Yani marka yöneticilerinin yok saydığı light user'lar, genelde gemiyi yürütenlerdir.

Tabii ki sadık müşterilerden oluşan bir segment oluşturma hedefinizi terk etmeyin. Ama light user'lara yoklarmış gibi davranmak, markayı büyütmenizde büyük engeldir.

Kaynak: Romaniuk, J. (2011). Are You Blinded by the Heavy (buyer) - or are You Seeing the Light?

1 yorum:

Mustafa Ekim dedi ki...

eğer CPA (cost per acquisition) ve LCV (lifetime customer value) hesapları ile eticareti görmeye ve yönetmeye alışmışsanız, 1 defa satın alma yapan bir müşteride para kazanamadığınızı görmek zor değil. (müşteriye reklam kanalları ile ulaştığınızı varsayıyorum)

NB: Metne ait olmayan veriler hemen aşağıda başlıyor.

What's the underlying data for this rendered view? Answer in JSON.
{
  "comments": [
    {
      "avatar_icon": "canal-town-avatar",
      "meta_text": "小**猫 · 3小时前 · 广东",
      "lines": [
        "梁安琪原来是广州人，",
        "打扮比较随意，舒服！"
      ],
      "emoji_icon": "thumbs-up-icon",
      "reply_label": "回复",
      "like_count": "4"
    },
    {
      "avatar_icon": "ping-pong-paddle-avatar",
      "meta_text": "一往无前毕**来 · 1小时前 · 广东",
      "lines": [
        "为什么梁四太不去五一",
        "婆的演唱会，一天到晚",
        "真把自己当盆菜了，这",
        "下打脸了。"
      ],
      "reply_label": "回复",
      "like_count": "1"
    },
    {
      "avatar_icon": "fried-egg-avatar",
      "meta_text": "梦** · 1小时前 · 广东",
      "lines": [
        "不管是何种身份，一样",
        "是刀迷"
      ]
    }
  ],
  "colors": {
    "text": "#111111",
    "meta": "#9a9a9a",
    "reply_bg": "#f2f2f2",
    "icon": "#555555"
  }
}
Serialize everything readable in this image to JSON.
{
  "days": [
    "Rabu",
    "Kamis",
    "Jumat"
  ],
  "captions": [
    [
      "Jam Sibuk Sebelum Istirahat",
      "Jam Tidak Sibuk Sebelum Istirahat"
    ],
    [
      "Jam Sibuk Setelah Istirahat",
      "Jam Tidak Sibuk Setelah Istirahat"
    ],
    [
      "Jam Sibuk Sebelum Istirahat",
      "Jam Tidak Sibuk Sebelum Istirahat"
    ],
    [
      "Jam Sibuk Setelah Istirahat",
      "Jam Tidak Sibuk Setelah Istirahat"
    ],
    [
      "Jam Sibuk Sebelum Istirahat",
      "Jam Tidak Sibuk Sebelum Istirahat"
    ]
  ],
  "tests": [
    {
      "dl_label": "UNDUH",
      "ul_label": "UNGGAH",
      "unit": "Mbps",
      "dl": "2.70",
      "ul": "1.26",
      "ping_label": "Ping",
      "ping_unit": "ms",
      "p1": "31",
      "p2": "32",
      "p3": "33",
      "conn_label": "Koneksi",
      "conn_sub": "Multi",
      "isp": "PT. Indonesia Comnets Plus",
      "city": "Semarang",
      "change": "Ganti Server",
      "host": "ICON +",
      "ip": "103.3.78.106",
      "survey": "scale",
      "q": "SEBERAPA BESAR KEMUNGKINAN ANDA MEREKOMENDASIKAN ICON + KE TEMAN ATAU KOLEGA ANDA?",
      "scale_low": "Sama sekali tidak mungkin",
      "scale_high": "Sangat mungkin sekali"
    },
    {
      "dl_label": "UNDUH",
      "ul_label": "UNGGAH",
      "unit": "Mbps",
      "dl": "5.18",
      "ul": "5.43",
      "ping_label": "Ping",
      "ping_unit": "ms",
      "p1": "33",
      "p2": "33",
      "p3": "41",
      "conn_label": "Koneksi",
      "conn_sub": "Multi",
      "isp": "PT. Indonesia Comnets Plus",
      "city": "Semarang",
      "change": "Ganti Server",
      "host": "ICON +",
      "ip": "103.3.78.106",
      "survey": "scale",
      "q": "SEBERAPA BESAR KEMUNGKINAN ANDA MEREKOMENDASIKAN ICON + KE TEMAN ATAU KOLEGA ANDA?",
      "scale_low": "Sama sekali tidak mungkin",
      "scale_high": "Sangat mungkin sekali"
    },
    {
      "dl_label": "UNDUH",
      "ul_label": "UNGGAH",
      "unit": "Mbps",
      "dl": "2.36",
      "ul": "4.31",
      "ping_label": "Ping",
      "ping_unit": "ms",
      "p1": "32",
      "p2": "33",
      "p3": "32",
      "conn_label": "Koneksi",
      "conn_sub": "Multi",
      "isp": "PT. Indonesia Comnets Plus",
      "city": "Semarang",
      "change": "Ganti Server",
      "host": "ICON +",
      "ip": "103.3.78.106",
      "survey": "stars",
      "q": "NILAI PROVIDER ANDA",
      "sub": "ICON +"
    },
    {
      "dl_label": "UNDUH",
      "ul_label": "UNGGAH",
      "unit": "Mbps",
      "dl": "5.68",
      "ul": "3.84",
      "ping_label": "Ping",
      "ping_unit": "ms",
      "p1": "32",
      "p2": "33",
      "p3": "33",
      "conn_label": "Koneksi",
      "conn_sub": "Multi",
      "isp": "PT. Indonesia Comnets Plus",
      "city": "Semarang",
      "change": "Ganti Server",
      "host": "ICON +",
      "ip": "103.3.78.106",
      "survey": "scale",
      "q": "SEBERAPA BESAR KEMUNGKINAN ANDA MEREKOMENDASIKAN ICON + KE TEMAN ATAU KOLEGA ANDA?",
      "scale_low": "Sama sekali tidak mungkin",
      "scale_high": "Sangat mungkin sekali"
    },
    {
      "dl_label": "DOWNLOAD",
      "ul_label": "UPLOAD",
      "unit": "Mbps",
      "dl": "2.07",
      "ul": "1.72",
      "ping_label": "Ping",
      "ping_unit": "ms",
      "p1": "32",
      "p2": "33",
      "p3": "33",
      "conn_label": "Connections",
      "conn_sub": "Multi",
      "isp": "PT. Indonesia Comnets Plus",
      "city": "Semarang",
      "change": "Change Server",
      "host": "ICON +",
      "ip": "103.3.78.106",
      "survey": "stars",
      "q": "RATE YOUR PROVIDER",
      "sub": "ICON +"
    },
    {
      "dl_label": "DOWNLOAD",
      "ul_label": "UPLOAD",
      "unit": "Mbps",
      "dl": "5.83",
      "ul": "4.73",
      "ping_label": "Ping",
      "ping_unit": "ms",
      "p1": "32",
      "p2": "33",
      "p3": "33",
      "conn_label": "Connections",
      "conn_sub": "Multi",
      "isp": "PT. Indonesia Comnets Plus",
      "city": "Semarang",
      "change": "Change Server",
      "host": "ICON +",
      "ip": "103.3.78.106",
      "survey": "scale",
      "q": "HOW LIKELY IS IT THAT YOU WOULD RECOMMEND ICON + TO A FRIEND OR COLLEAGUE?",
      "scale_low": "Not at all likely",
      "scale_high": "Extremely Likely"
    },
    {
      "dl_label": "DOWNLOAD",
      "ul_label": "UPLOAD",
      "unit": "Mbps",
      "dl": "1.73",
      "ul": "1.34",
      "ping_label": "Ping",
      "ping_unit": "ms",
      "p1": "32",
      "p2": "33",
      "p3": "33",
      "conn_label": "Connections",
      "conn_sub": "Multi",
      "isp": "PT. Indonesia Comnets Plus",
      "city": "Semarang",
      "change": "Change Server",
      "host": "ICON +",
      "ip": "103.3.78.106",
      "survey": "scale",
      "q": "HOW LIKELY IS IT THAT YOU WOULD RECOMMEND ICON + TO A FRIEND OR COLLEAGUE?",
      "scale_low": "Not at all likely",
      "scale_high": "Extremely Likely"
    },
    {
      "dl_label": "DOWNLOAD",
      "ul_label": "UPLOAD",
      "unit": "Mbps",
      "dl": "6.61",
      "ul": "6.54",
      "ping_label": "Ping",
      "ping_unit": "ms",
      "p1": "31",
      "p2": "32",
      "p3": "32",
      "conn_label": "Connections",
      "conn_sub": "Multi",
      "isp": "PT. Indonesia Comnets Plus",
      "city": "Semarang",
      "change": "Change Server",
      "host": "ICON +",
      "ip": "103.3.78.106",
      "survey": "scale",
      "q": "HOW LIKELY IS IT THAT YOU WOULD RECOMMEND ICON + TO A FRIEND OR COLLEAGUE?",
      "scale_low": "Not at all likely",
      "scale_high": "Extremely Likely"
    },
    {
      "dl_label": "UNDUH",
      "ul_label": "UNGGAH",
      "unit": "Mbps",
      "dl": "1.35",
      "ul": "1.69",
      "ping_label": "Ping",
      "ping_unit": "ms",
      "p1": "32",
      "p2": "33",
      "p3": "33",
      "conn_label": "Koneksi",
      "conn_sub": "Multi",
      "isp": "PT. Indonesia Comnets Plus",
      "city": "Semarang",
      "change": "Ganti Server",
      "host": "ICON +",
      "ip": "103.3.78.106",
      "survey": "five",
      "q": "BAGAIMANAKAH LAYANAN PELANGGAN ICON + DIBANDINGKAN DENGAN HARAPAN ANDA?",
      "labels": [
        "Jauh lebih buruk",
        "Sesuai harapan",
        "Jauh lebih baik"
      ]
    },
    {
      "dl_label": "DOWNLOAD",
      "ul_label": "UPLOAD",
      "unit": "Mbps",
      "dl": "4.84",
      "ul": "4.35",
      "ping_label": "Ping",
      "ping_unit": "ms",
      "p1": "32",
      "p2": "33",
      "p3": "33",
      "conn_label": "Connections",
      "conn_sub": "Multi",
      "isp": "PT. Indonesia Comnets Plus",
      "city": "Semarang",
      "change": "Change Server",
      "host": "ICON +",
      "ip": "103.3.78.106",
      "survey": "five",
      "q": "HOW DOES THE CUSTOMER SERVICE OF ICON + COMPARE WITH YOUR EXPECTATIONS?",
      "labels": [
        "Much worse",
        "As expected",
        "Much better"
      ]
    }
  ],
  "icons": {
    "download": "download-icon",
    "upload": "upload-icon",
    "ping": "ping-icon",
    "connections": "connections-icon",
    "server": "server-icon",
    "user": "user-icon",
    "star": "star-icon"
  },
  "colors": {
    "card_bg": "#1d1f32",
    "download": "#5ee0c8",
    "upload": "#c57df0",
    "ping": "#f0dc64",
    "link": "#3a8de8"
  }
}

büyük eticaret sitelerinde bu hesaplar nasıldır bilmiyorum ama benim hesabım şöyle: sepet ortalamamız 100TL ise ve gross margin'imiz %20 ise, (kabaca) CPA 20TL'nin altında kaldığı sürece reklama bütçe yaratabilmeliyiz.

ama eğer müşterinin tekrar satın alacağını öngörüyorsanız veya sizin sınıflandırmanızla heavy user'lara eriştiğinizi varsayıyorsanız, riks alarak bu bütçeyi arttırmanız mümkün oluyor.